2.Bölüm

7.7K 384 139
                                    

Sekai Kraliçesi Sultanıma onun kadar tatlış bir bölüm ❤❤❤

Ve smut smut smut crazy yaeee asdfghj :D

Smut okumayanları uyarmama gerek yok sanırım *-*

Kral karanlıkta kaybolmadan önce

"Onu çadırıma götürün." Dedi ve askerlerin arasından ilerledi.

Kai tuttuğu nefesini dışarı vererek vücudunda oluşan karıncalanmayı geçirmek için hareket etmeye çalıştı.

Korkuyordu hem de çok fazla ama korkunun yanında başka bir duygu daha var gibiydi. Tanrım ne kadar lanet bir gündü!

Daha sonra kolundan tutan iki asker tarafından çekiştirilerek karargah alanına geri getirildi.

Kral'ın çadırının önüne geldiklerinde -çok değil en fazla bir saat önce girmek için dört döndüğü girişten- zorla itelenmişti.

Öne doğru savrulduğunda düşmemek için sendeliyordu. Adımları iyice dengesizleşirken kolundan hızla tutulup doğrultuldu. Kafasını kaldırdığında görüş alanına yine çıplak omuzlar girmişti. Kral kolundan çekerek onu masanın önüne getirdi. Ve sandalyeyi çevirerek sert ama kibar hareketlerle oturmasını sağladı. Sonra askerlerine dönüp

"Dışarıda bekleyin." Dedi.

Tekrar yüz yüze geldiklerinde Sehun ellerini sandalyenin iki yanına koyarak yavaşça Kai'ye doğru eğildi.

Kai başını hemen önüne döndürürken nefesini tutup bekledi...

Ve bekledi. Ama Kral hiçbir şey yapmadan öylece tepesinde duruyordu.

Ve kahretsin ki Kai kafasını kaldırıp bakmaya korkuyordu. Koskoca Çin İmparatorluğunun Kral'ını öldürmeye çalışmıştı. Hadi ama kim olsa korkardı değil mi?

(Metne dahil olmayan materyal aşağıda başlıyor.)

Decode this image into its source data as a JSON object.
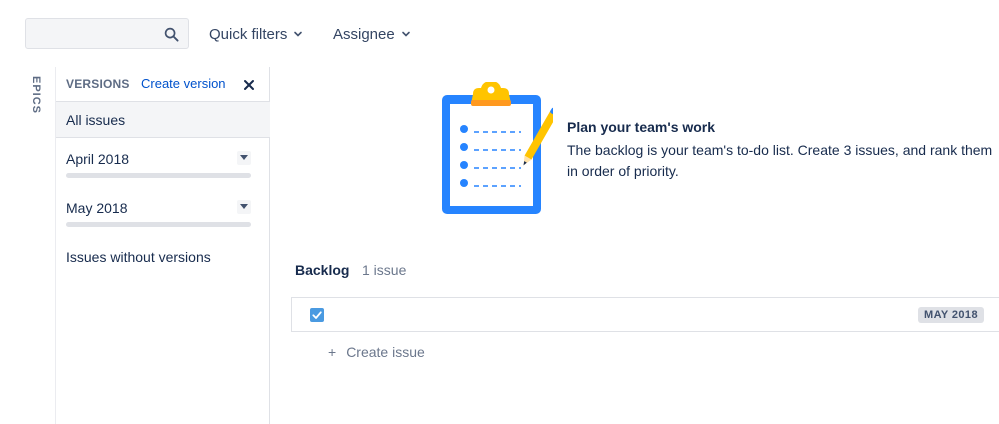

Önemli olan cesaretini kaybetmemek diye hatırlattı yine kendine.

Önemli olan cesaretini kaybetmemekti ama sıkışıp kaldığı kapan bütün sağduyusunu baltalıyordu.

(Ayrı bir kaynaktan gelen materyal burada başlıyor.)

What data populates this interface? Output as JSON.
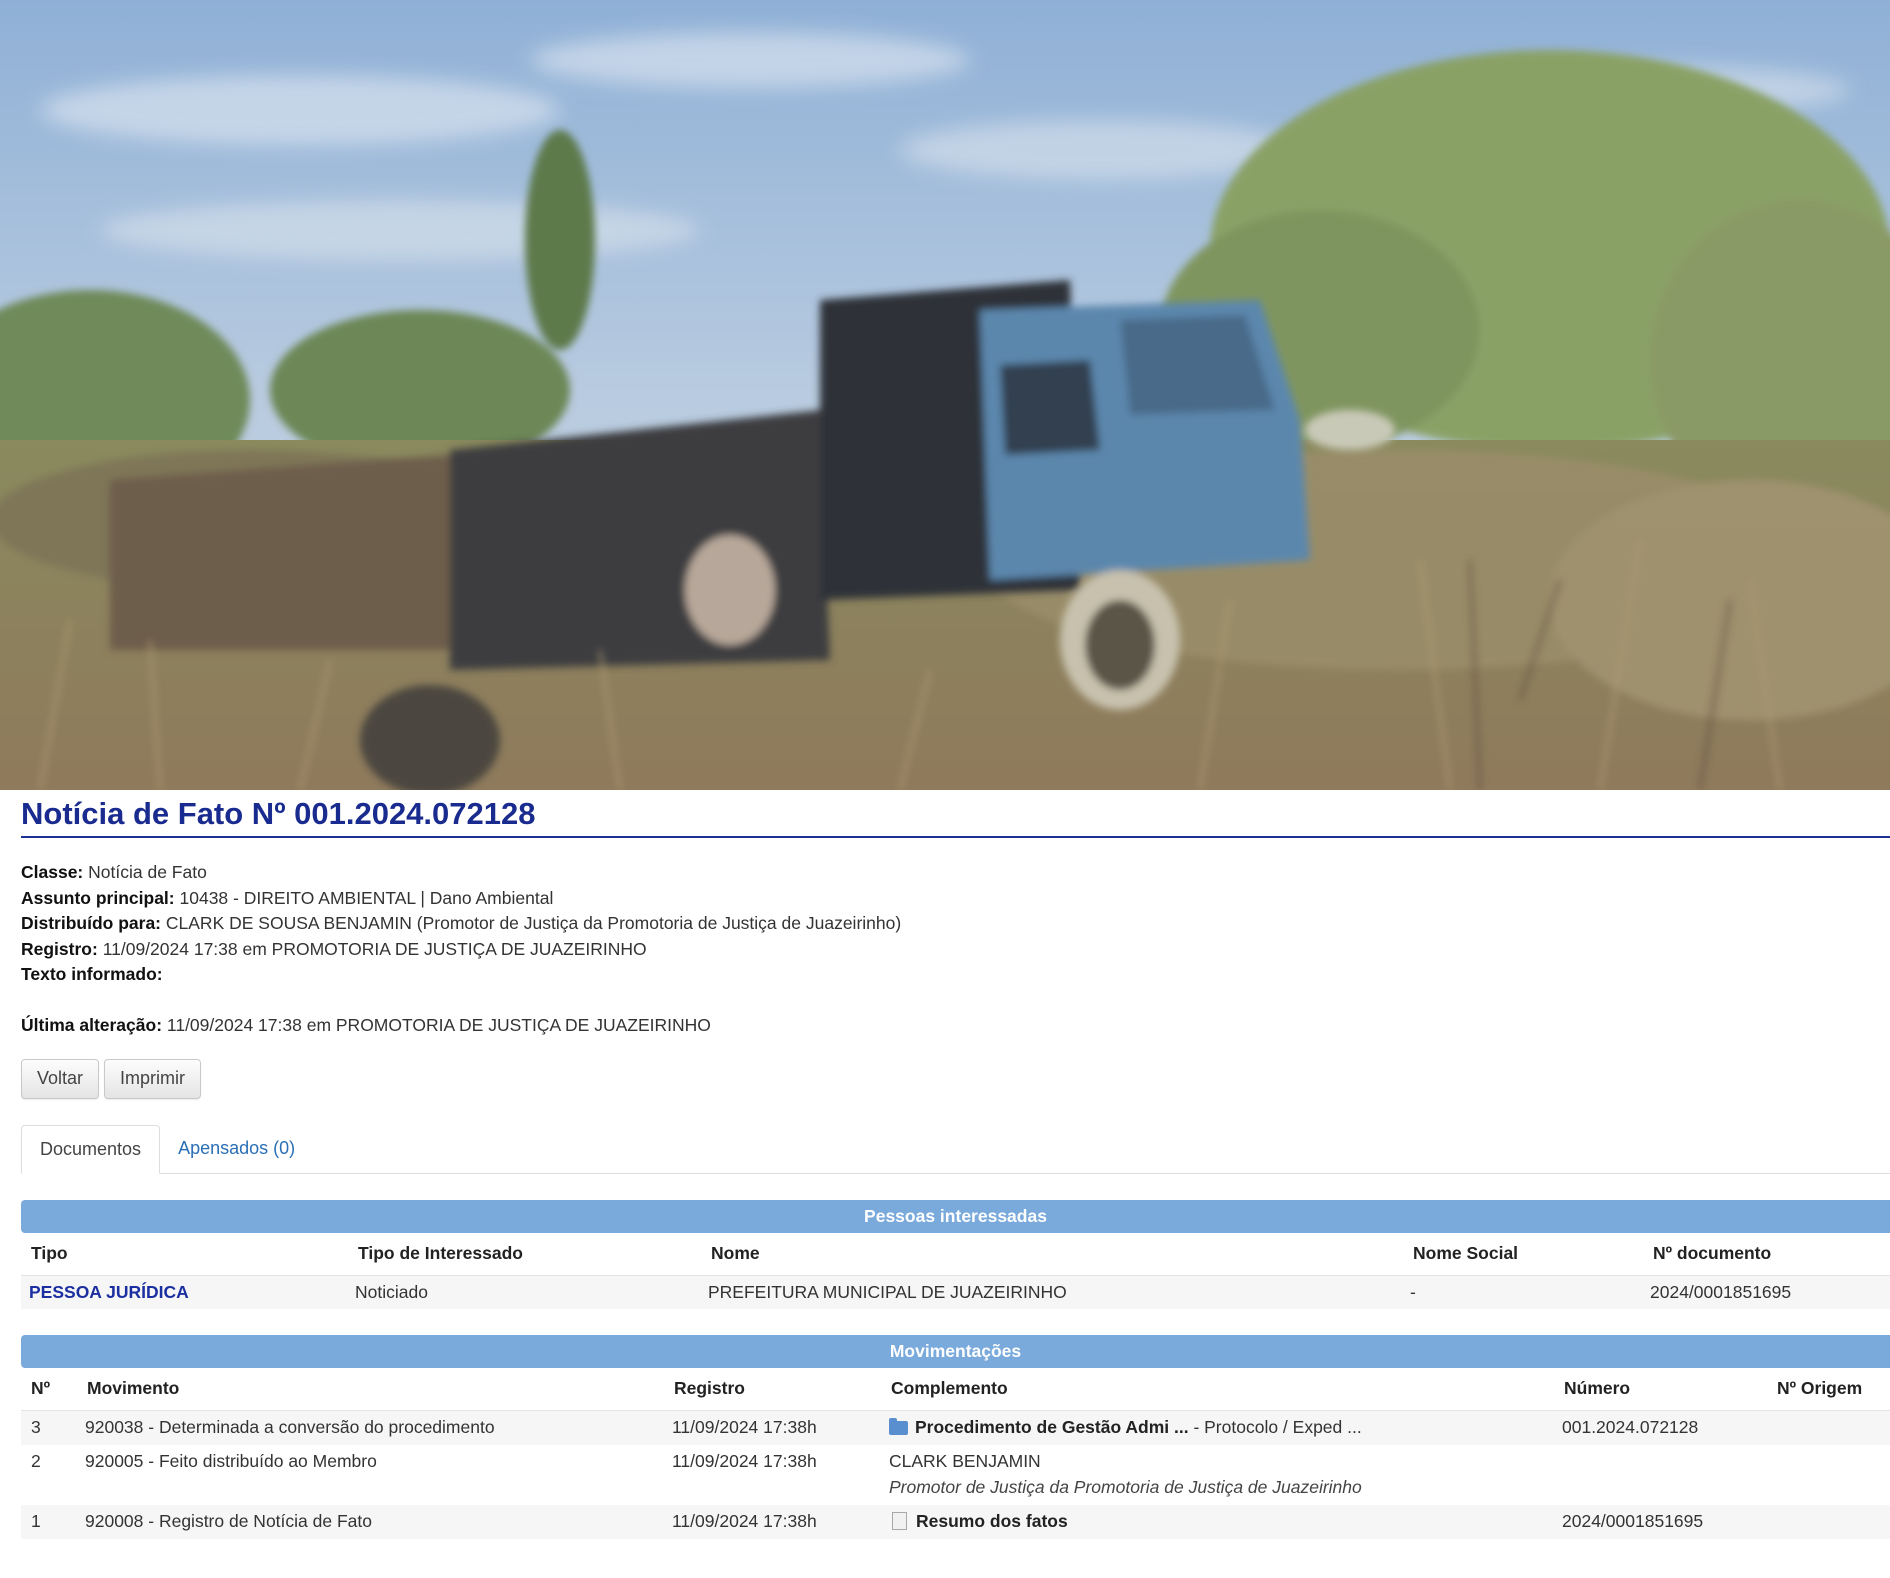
{
  "notice": {
    "title": "Notícia de Fato Nº 001.2024.072128",
    "fields": {
      "classe_label": "Classe:",
      "classe_value": "Notícia de Fato",
      "assunto_label": "Assunto principal:",
      "assunto_value": "10438 - DIREITO AMBIENTAL | Dano Ambiental",
      "distribuido_label": "Distribuído para:",
      "distribuido_value": "CLARK DE SOUSA BENJAMIN (Promotor de Justiça da Promotoria de Justiça de Juazeirinho)",
      "registro_label": "Registro:",
      "registro_value": "11/09/2024 17:38 em PROMOTORIA DE JUSTIÇA DE JUAZEIRINHO",
      "texto_label": "Texto informado:",
      "ultima_label": "Última alteração:",
      "ultima_value": "11/09/2024 17:38 em PROMOTORIA DE JUSTIÇA DE JUAZEIRINHO"
    }
  },
  "buttons": {
    "voltar": "Voltar",
    "imprimir": "Imprimir"
  },
  "tabs": {
    "documentos": "Documentos",
    "apensados": "Apensados (0)"
  },
  "pessoas": {
    "heading": "Pessoas interessadas",
    "columns": {
      "tipo": "Tipo",
      "tipo_interessado": "Tipo de Interessado",
      "nome": "Nome",
      "nome_social": "Nome Social",
      "documento": "Nº documento"
    },
    "rows": [
      {
        "tipo": "PESSOA JURÍDICA",
        "tipo_interessado": "Noticiado",
        "nome": "PREFEITURA MUNICIPAL DE JUAZEIRINHO",
        "nome_social": "-",
        "documento": "2024/0001851695"
      }
    ]
  },
  "movimentacoes": {
    "heading": "Movimentações",
    "columns": {
      "n": "Nº",
      "movimento": "Movimento",
      "registro": "Registro",
      "complemento": "Complemento",
      "numero": "Número",
      "origem": "Nº Origem"
    },
    "rows": [
      {
        "n": "3",
        "movimento": "920038 - Determinada a conversão do procedimento",
        "registro": "11/09/2024 17:38h",
        "complemento_bold": "Procedimento de Gestão Admi ...",
        "complemento_rest": " - Protocolo / Exped ...",
        "numero": "001.2024.072128",
        "origem": ""
      },
      {
        "n": "2",
        "movimento": "920005 - Feito distribuído ao Membro",
        "registro": "11/09/2024 17:38h",
        "complemento_line1": "CLARK BENJAMIN",
        "complemento_line2": "Promotor de Justiça da Promotoria de Justiça de Juazeirinho",
        "numero": "",
        "origem": ""
      },
      {
        "n": "1",
        "movimento": "920008 - Registro de Notícia de Fato",
        "registro": "11/09/2024 17:38h",
        "complemento_bold": "Resumo dos fatos",
        "numero": "2024/0001851695",
        "origem": ""
      }
    ]
  },
  "icons": {
    "folder": "folder-icon",
    "document": "document-icon"
  },
  "colors": {
    "title": "#1a2b8f",
    "section_bar": "#7aaadb",
    "link": "#2a6fb5",
    "pessoa_juridica": "#1b2fa0"
  }
}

Düşünceleriyle boğuşurken tuttuğu tüm nefesi dışarı verdi. Bu sayede kafasını kaldırıp gözlerinin içine bakacak cesareti toplayabileceğini umuyordu. Ama Kral birden gerileyerek uzaklaştı. Kai şaşkınlıkla etrafına bakındığında yatağın üstündeki gömleğine uzandığını gördü. Ve önünde duran heybetli bedeni incelemekten kendini alamadı.

Kral elinde ki gömleği kanayan yarasına bastırırken konuşmaya başladı.

"Savaş öncesi böyle basit oyunlara başvurmak sendece adice değil mi Prenses?"

Yine yapmıştı. Yine ona Prenses demişti ve Kai tamamen refleks olarak

"Ben Prenses değilim." Diye bağırdı.

Kral yarım ağız gülümsediğinde utançtan kıpkırmızı olmuştu. Gerçekten tek eksiği yanaklarına yükselen kandı şuanda. Oda olduğuna göre yerin dibine girebilirdi. Kafasını tekrar bacaklarına gömerken Kral devam etti

"Eminim ki abin her yerde seni arıyordur Prenses. Ve burada olduğunu bilse eminim çıldırırdı..."

Kai Kral'ı dilerken yaptığı şeylerin saçmalığı yüzüne çarpıyordu. Düşünmeden davranmıştı. Kendini saçma bir fikre inandırmış ve yemezmiş gibi her şeyi eline yüzüne bulaştırmıştı. Şimdi ise karşısında durduğu adamın önünde tüm halkının ayaklar altına alınmasına neden oluyordu.

"Buraya tek başına elini kolunu sallayarak geldiğine göre ya fazla cesursun ya da fazla aptal?"